Further, McLaren agreed with WADA that his translations from Russian into English can not be considered official, are only suitable for reading the report and should not lead to any legal consequences. Finally, the Canadian noted that he was proud of the work done, and reiterated to the IOC that he was disappointed with the premature publication of De Kepper’s letter without prior consultation with him.

In the apparatus of the IOC, McLaren’s letter was met with some skepticism. De Kepper, Communications Director Mark Adams, Medical Director Richard Badgett, Director of Legal Affairs Howard Stapp and Administrative Assistant Hannah Grossenbacher have joined the correspondence.

The letter of the head of the anti-doping commission WADA was first commented by Stapp. He ironically spoke of McLaren’s reluctance to blame specific athletes: “It seems to me, or his first report was aimed at preventing Russia before the Olympics in Rio? And the second <…> to Pyeongchang?” According to Stapp, the discrepancy between McLaren and WADA over the publication of the report and the lack of communication with the IOC put the Olympic movement in a very embarrassing situation. He noted that the committee has always advocated the analysis of each violation separately without the application of collective responsibility.

Further, Stapp was surprised at McLaren’s assertion that none of Sochi’s samples will give a positive result any more. Badgett noticed that this is not true: there are suspicions that a doping test of one of the Russian athletes contains prohibited substances. Who of the athletes can be found doping, the medical director of the IOC did not specify. It’s been three months now, but the results of the re-examination of the Sochi samples have not been announced.

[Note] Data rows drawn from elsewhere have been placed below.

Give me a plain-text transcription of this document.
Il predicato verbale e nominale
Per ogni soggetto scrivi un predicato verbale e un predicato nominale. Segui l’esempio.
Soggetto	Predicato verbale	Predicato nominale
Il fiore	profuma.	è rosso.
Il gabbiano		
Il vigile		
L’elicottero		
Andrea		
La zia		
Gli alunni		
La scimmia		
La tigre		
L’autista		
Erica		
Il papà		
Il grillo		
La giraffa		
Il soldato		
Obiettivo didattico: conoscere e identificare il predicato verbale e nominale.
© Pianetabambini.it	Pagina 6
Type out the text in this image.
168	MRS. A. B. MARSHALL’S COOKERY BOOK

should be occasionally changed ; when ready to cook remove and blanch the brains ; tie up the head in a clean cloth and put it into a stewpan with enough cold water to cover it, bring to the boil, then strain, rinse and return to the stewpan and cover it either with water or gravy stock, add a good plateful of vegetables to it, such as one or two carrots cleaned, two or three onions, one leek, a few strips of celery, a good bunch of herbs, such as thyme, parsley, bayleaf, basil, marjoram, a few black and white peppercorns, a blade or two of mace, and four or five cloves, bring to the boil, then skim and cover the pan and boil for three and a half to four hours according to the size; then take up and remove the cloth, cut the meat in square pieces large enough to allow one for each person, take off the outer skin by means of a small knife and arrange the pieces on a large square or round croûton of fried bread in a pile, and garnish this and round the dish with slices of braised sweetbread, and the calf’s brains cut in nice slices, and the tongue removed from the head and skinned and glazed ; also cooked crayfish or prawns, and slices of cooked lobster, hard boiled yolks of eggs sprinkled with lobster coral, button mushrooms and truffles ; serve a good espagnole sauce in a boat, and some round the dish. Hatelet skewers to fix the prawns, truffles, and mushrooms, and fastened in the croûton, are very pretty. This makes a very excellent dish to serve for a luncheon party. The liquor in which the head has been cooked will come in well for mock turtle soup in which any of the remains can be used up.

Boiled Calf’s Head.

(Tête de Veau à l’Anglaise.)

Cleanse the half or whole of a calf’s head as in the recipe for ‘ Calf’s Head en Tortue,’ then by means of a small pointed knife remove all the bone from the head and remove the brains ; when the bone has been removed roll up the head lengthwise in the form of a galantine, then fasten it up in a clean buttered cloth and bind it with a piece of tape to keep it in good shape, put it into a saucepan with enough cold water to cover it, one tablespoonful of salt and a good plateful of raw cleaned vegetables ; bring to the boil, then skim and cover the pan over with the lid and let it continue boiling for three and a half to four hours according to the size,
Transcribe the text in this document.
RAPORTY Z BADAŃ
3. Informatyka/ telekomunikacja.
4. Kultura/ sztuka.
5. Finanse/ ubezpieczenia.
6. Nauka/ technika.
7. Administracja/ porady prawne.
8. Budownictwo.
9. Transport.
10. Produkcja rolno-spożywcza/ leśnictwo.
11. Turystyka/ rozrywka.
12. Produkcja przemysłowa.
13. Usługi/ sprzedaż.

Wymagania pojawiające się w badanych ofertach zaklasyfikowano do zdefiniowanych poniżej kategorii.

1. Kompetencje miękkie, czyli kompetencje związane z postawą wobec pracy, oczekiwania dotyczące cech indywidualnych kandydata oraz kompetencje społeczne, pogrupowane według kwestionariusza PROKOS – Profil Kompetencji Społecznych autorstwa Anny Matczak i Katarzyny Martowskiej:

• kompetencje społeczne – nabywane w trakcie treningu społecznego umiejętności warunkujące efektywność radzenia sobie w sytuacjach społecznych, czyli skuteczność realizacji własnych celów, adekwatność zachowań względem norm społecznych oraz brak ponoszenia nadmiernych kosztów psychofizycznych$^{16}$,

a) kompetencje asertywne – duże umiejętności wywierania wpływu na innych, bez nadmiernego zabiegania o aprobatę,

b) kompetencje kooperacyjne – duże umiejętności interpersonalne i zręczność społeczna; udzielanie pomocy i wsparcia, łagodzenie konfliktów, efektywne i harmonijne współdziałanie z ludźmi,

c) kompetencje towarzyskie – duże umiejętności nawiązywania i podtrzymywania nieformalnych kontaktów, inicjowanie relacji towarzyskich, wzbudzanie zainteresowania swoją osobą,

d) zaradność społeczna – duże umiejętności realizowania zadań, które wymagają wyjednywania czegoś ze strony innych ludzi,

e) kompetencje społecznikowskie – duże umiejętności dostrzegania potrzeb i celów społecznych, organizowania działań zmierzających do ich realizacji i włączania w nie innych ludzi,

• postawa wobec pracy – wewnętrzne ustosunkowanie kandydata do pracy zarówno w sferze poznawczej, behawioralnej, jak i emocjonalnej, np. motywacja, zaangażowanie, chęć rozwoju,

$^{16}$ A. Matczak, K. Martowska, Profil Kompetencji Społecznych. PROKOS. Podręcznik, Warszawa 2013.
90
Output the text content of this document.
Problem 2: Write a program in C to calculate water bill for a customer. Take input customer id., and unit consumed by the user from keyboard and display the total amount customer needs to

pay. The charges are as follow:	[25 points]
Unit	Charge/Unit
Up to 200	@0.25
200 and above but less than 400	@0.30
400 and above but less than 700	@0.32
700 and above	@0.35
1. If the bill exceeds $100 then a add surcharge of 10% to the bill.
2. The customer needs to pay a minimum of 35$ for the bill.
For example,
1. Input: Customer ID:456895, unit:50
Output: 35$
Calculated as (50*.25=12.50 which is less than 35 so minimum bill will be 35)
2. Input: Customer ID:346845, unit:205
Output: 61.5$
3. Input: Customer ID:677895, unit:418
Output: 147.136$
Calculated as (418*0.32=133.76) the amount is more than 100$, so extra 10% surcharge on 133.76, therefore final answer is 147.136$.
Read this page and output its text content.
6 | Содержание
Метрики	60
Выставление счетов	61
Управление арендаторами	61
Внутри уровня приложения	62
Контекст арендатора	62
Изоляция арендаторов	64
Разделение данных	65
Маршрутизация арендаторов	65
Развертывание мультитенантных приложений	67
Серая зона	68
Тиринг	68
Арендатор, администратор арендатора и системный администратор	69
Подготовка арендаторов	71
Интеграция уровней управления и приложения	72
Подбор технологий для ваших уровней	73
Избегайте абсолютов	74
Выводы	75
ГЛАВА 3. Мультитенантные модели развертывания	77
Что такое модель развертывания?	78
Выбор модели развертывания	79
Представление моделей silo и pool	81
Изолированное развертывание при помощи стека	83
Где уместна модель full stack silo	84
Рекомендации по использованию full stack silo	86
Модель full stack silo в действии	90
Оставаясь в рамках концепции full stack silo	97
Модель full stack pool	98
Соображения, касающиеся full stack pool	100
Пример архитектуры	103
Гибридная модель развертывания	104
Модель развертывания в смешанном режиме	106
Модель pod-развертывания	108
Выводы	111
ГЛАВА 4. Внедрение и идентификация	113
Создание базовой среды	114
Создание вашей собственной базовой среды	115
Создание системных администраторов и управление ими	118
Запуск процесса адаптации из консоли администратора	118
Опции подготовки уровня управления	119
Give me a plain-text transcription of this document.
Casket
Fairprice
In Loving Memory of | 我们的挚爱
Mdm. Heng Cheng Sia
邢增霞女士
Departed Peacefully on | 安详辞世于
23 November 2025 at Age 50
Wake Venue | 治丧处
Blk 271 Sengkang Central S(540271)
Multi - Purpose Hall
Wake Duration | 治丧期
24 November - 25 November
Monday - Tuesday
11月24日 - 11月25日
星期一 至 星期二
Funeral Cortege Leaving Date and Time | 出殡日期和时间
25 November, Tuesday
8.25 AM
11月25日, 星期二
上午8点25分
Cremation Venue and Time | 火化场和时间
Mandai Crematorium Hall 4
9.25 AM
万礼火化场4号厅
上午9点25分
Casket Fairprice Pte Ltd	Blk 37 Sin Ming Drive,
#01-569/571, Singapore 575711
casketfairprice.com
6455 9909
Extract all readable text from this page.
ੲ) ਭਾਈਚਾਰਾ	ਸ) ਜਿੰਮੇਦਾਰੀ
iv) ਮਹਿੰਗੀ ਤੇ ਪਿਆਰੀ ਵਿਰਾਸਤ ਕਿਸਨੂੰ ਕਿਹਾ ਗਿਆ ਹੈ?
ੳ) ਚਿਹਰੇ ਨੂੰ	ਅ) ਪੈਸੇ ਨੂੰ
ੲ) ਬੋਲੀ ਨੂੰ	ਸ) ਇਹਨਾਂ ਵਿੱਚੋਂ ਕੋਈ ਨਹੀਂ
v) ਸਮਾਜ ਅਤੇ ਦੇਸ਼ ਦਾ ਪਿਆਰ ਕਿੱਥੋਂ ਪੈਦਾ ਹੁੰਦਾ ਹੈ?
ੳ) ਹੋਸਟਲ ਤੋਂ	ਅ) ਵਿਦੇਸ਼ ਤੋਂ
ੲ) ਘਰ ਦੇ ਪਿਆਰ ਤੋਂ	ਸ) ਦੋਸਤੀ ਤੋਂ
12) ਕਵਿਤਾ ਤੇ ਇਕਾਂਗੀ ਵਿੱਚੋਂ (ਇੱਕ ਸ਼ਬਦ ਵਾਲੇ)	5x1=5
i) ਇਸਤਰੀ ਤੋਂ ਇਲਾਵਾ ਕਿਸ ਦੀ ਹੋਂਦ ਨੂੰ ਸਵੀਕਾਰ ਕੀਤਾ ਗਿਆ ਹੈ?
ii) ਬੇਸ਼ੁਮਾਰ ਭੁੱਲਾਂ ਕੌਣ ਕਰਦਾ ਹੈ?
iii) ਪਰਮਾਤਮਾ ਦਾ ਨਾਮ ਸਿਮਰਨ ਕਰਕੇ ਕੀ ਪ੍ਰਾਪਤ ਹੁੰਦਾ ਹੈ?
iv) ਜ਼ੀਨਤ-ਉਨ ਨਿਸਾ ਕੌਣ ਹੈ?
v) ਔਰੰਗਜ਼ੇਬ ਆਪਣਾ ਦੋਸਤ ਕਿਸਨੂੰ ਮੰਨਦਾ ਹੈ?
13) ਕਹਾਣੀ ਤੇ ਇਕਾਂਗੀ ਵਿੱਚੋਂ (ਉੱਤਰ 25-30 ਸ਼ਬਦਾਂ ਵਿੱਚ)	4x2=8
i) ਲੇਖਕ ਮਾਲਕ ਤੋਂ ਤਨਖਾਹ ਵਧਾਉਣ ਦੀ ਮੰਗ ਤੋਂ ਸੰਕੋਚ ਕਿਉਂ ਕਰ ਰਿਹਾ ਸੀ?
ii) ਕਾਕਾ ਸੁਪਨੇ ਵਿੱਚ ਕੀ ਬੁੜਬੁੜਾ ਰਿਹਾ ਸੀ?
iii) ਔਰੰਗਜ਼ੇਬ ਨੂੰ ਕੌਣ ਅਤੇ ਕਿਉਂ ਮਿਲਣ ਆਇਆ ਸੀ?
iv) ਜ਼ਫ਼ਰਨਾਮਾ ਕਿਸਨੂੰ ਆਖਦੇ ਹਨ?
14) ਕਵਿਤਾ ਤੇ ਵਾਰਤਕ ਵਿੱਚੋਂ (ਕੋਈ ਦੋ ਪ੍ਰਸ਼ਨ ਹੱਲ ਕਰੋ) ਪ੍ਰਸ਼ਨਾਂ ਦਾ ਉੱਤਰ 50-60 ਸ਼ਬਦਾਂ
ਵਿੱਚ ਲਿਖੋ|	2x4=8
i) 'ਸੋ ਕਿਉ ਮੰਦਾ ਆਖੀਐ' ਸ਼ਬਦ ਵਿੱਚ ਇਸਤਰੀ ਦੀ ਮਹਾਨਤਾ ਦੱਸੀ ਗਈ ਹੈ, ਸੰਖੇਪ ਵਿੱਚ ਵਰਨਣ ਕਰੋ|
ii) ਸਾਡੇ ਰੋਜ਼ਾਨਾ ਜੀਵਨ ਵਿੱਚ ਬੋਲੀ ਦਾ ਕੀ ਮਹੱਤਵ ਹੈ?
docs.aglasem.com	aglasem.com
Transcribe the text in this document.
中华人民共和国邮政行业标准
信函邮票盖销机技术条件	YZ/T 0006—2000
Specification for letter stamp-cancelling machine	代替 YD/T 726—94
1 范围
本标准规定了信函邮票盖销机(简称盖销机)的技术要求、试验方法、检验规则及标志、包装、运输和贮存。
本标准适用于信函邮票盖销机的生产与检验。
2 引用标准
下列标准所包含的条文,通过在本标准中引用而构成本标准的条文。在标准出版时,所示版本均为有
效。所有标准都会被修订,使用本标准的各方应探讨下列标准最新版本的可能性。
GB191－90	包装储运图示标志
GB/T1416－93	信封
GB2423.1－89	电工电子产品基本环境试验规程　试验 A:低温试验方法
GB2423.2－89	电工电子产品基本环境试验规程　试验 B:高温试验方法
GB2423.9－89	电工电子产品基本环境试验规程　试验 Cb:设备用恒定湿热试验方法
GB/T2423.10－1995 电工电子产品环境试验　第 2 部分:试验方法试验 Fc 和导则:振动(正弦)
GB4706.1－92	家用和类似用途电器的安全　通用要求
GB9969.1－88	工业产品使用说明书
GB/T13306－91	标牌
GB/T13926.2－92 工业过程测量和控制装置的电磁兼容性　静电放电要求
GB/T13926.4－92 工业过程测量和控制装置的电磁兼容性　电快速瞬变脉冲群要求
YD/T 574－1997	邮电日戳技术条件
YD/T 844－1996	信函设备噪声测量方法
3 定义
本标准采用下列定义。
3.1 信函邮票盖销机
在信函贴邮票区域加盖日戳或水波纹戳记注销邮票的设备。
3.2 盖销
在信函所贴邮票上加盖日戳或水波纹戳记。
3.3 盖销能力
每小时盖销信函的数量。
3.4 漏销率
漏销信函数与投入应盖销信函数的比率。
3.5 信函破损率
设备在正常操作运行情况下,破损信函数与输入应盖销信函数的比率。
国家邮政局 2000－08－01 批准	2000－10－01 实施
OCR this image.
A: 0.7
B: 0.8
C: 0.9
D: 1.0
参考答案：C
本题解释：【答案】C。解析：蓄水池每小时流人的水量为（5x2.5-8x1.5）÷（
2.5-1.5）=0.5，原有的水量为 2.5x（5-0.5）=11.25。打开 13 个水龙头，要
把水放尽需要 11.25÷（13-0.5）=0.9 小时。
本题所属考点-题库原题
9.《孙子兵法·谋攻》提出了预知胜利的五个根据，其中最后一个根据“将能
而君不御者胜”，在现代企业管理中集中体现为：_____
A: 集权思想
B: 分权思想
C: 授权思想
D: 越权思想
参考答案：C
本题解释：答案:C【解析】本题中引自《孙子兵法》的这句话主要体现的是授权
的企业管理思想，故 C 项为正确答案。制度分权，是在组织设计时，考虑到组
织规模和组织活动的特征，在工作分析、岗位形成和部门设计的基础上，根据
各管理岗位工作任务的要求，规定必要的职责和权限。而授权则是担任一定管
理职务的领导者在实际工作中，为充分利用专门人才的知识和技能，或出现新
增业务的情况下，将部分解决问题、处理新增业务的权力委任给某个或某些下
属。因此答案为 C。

Stapp also commented on McLaren’s interpretations of translations and expressed surprise that IOC and international federations are required to take action against Russians on the basis of the report, although his translations from the Russian can not even be used in the judicial process, since they are purely official. After that, IOC officials began to write a response letter to McLaren. To the astonished remark by the Canadian that they are not consulted with him before publishing the materials, Stapp replied that McLaren himself refused to show the draft version of the second part of the report, although IOC insisted on this and guaranteed that this information would remain confidential.

The Director of Legal Affairs also reminded McLaren that before publishing the first part of the report, the Canadian allowed himself to state that the content of the document “does not concern the Olympic Committee in the first place,” although he could not fail to understand that three weeks before the Rio Olympics this would necessarily lead to The consequences that will affect the IOC.

Stapp also responded to McLaren about the recheck tests of summer Olympics and noted that this process began before the publication of the first part of the report, so that in the positive result of this process there is no huge merit of the Canadian, as he himself believes.

This IOC complaint to the actions of the head of the WADA Anti-Doping Commission ended, and the draft authors tried to reduce the degree of tension, saying that they all need to cooperate: “Let’s agree that the previous cooperation between you and the Olympic movement was not as dense as it should be”. McLaren has repeatedly said that during the investigation he had no right to cross the line and began to draw conclusions about specific athletes, the IOC also asked him to go beyond what is permissible. The Committee expressed the desire for the Canadian to complete his work and help finish the investigation against the Russians. Stapp on this occasion figuratively remarked: “You gave us a corpse and a bloody knife, but did not name the murderer.”

Connected to the conversation sports director Keith McConnell removed this remark and made a few minor edits, after which the draft of the letter took the final form. As this exhausts the materials provided by Fancy Bears hackers, RT does not know whether McLaren received this letter and what his answer was.